CVE-2015-10030: 
PHP vulnerability analysis and mitigation

A critical vulnerability (CVE-2015-10030) was discovered in SUKOHI Surpass affecting the file src/Sukohi/Surpass/Surpass.php. The vulnerability was disclosed on January 8, 2023, and involves a pathname traversal issue where manipulation of the 'dir' argument could lead to unauthorized directory access. The vulnerability affects all versions of SUKOHI Surpass prior to version 1.0.0 (NVD).

The vulnerability is classified as a path traversal vulnerability (CWE-22) that allows manipulation of the 'dir' argument in the src/Sukohi/Surpass/Surpass.php file.

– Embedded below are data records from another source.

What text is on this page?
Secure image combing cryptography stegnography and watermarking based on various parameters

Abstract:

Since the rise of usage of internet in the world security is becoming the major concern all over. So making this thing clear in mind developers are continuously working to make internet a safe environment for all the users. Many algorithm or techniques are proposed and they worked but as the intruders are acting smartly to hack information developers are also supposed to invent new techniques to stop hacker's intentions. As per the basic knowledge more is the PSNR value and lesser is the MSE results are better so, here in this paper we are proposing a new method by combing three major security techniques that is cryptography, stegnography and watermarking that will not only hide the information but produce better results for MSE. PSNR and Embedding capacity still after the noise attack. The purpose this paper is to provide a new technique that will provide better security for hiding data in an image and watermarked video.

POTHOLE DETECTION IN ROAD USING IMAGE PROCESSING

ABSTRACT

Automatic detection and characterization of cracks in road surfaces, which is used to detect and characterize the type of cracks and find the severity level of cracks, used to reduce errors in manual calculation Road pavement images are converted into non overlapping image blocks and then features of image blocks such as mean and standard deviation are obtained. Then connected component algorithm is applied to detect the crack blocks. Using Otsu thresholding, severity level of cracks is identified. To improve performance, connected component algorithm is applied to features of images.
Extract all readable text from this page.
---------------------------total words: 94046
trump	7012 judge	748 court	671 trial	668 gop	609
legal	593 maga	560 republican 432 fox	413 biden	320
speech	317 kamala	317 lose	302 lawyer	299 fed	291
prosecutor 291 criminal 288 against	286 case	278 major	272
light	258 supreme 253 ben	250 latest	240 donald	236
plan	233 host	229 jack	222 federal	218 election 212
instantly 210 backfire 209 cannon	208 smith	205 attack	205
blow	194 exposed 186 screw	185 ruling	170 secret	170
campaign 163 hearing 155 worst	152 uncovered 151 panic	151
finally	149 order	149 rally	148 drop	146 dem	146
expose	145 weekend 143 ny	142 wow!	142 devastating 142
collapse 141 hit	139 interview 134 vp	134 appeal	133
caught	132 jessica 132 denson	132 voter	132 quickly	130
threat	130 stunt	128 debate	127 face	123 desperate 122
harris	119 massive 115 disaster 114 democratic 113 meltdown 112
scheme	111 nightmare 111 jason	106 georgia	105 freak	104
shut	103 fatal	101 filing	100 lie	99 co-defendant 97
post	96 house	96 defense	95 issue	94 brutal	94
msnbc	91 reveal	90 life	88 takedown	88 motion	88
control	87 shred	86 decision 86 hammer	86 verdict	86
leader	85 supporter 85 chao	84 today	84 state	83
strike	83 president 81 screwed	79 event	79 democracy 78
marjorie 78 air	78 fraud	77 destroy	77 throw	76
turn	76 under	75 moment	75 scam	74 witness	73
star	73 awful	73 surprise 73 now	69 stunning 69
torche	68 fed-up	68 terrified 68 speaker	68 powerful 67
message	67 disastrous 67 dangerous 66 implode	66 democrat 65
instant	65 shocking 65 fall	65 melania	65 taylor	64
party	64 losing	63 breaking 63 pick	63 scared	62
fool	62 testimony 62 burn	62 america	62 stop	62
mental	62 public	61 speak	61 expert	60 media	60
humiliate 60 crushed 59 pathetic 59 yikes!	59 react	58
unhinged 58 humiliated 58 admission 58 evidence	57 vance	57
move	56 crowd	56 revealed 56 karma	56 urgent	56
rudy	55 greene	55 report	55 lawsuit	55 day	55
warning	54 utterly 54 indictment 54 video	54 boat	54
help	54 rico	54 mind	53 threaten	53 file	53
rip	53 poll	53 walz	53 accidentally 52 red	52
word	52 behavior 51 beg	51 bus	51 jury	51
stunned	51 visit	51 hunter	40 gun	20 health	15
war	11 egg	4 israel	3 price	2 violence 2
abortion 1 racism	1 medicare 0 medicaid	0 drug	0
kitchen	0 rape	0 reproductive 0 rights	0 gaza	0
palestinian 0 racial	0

The CVSS v3.1 base score is 5.3 (Medium) with vector CVSS:3.1/AV:N/AC:L/PR:N/UI:N/S:U/C:L/I:N/A:N according to NVD assessment. The vulnerability could allow attackers to access directories outside of the intended directory structure (NVD).

If exploited, this vulnerability could lead to unauthorized access to directories outside of the intended directory structure, potentially exposing sensitive information. The impact is primarily focused on confidentiality, with the ability to read files that should not be accessible through the application (NVD).

The vulnerability has been fixed in version 1.0.0 of SUKOHI Surpass. The patch (d22337d453a2a14194cdb02bf12cdf9d9f827aa7) prevents directory traversal attacks by removing potentially dangerous characters ('/', '.', and null bytes) from the dir parameter. Users should upgrade to version 1.0.0 or later to address this security issue (GitHub Patch).